I have stumbled upon a sample maths question during my revision, and I have no idea how to solve it. Can anyone help or guide me along?
Given a piece of rectangular paper of 11 cm by 8.5 cm. The lower left-hand corner is to be folded over to reach the top edge as shown in the diagram. How would you fold it so as to minimize the length of the crease y ? In other words, how would you choose x to minimize y ? (Try it with paper yourself.)
To make life easier, let the width of the paper be $1$; we can scale up to $8.5$ at the end. Look at the "missing" triangle at the bottom left. Let the angle on the right of that triangle, the angle of the fold, be $\theta$.
Then what you have called $x$ is $y\sin\theta$.
Now look at the little triangle at top left. Its bottom angle, by angle-chasing, is $2\theta$. Its hypotenuse is $y\sin\theta$, and the "adjacent" side is $1-y\sin\theta$. So we obtain $$\frac{1-y\sin\theta}{y\sin\theta}=\cos 2\theta.$$ Solve for $y$. We get $$y=\frac{1}{\sin\theta(\cos 2\theta +1)}.$$ The identity $\cos 2\theta=2\cos^2\theta -1$ improves this to $$y=\frac{1}{2\sin\theta\cos^2\theta}$$ We want to minimize $y$. So we want to maximize $\sin\theta\cos^2\theta$, that is, $2\sin\theta(1-\sin^2\theta)$. So we are in essense minimizing $2t-2t^3$.
Differentiate as usual. We find that for smallest $y$, we need $\sin\theta=\frac{1}{\sqrt{3}}$. The corresponding $y$ is $\frac{3\sqrt{3}}{4}$, which (almost) gives $\frac{3}{4}$ for your $x$, except that we need to scale up by the factor $8.5$. The prettiness of the number $\frac{3}{4}$ undoubtedly means that the calculus way, though simple enough, is not optimal.

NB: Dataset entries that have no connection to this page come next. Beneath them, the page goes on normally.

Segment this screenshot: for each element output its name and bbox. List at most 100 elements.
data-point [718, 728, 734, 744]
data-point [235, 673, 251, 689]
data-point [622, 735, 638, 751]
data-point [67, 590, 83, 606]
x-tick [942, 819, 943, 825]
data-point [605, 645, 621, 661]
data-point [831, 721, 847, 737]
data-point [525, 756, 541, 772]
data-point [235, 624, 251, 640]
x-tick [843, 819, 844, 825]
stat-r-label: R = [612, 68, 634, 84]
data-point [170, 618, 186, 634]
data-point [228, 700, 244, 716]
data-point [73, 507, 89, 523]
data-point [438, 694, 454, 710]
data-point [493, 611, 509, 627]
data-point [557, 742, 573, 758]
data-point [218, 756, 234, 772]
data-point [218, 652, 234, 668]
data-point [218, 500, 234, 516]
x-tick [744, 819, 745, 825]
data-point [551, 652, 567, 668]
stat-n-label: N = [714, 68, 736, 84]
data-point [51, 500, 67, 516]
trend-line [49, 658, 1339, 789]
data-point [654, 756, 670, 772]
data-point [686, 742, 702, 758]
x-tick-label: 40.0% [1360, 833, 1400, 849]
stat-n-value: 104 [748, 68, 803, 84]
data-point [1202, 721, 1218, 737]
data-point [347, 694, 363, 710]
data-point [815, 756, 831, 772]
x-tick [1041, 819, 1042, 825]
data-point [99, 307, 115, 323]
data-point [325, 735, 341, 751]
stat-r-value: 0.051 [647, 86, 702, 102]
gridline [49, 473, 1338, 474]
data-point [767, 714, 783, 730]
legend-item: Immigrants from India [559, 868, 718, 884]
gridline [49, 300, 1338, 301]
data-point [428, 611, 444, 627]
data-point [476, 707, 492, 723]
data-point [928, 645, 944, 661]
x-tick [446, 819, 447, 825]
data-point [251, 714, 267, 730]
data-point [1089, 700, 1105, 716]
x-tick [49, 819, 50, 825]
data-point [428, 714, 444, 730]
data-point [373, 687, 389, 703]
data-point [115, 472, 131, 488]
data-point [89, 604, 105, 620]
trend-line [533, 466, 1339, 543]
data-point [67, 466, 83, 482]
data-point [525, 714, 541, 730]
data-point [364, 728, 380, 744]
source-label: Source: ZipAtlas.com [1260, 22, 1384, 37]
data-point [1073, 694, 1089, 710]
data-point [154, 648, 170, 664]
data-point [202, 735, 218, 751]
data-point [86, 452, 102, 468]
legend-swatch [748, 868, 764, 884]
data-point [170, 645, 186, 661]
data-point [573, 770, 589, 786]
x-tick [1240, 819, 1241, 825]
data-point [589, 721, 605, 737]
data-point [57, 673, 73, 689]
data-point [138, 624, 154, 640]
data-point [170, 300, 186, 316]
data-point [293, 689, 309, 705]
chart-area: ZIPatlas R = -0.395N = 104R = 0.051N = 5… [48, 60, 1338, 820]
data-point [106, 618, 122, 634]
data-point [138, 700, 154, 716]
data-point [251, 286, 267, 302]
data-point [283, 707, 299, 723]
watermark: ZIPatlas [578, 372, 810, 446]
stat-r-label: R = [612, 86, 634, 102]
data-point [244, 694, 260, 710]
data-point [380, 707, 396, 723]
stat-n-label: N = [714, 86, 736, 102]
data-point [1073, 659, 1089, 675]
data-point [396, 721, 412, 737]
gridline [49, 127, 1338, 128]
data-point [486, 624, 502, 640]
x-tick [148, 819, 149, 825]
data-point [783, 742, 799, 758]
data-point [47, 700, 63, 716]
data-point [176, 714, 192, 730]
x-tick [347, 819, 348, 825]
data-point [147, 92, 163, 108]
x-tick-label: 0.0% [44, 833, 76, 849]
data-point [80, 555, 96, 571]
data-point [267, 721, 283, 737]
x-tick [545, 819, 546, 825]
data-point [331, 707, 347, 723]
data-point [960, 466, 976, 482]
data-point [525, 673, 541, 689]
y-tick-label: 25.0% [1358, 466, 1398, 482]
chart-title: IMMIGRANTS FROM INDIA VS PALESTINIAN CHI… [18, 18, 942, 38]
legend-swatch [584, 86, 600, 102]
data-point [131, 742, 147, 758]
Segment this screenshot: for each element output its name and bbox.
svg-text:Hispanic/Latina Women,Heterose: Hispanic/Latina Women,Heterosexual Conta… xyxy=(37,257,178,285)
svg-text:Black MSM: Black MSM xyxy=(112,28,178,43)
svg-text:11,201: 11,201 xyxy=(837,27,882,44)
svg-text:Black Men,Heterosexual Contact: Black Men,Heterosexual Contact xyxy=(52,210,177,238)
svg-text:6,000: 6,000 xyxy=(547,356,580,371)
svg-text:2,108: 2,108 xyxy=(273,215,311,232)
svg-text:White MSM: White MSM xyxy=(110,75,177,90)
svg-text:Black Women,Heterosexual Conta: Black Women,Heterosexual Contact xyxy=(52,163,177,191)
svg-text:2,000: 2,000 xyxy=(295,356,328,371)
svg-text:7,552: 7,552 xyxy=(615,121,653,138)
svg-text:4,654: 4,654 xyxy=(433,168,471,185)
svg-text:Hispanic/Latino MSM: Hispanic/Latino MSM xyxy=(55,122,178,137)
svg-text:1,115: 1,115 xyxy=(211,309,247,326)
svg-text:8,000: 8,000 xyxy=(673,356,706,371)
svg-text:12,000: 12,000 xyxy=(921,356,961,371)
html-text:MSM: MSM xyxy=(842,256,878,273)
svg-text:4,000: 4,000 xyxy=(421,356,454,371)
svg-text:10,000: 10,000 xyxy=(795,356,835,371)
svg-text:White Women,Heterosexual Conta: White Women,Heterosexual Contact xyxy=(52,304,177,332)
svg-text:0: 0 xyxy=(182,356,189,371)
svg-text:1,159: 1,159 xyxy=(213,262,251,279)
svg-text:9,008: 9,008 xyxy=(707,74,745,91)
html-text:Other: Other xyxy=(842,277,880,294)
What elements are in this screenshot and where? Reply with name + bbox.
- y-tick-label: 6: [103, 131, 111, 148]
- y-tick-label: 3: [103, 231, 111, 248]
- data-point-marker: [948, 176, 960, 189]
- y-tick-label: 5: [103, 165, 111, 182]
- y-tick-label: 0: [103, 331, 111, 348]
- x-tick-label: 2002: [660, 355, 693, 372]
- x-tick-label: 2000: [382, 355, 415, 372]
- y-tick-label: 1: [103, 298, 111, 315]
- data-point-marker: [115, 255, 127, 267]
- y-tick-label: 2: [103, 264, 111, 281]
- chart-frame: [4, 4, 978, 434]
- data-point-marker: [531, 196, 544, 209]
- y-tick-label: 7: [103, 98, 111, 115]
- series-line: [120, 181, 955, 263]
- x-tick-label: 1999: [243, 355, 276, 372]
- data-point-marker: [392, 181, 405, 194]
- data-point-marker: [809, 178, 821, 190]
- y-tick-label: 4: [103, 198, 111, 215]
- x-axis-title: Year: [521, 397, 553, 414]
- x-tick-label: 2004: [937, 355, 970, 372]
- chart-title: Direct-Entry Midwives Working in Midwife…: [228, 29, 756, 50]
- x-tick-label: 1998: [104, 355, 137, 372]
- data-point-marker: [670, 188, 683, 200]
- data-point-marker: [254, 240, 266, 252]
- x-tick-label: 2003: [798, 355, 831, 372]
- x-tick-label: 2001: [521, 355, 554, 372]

The length of the paper is a red herring, you can crease even an infinitely long strip of paper. Considering the infinitely long strip, and moving the point where the crease hits the bottom margin to the right, you see the maximal $y$ is just $\infty$. Moving that point to the left diminishes $y$, which gets minimal when $x$ hits the top, i.e., $x = 8.5$ with $y = 8.5 \sqrt{2}$.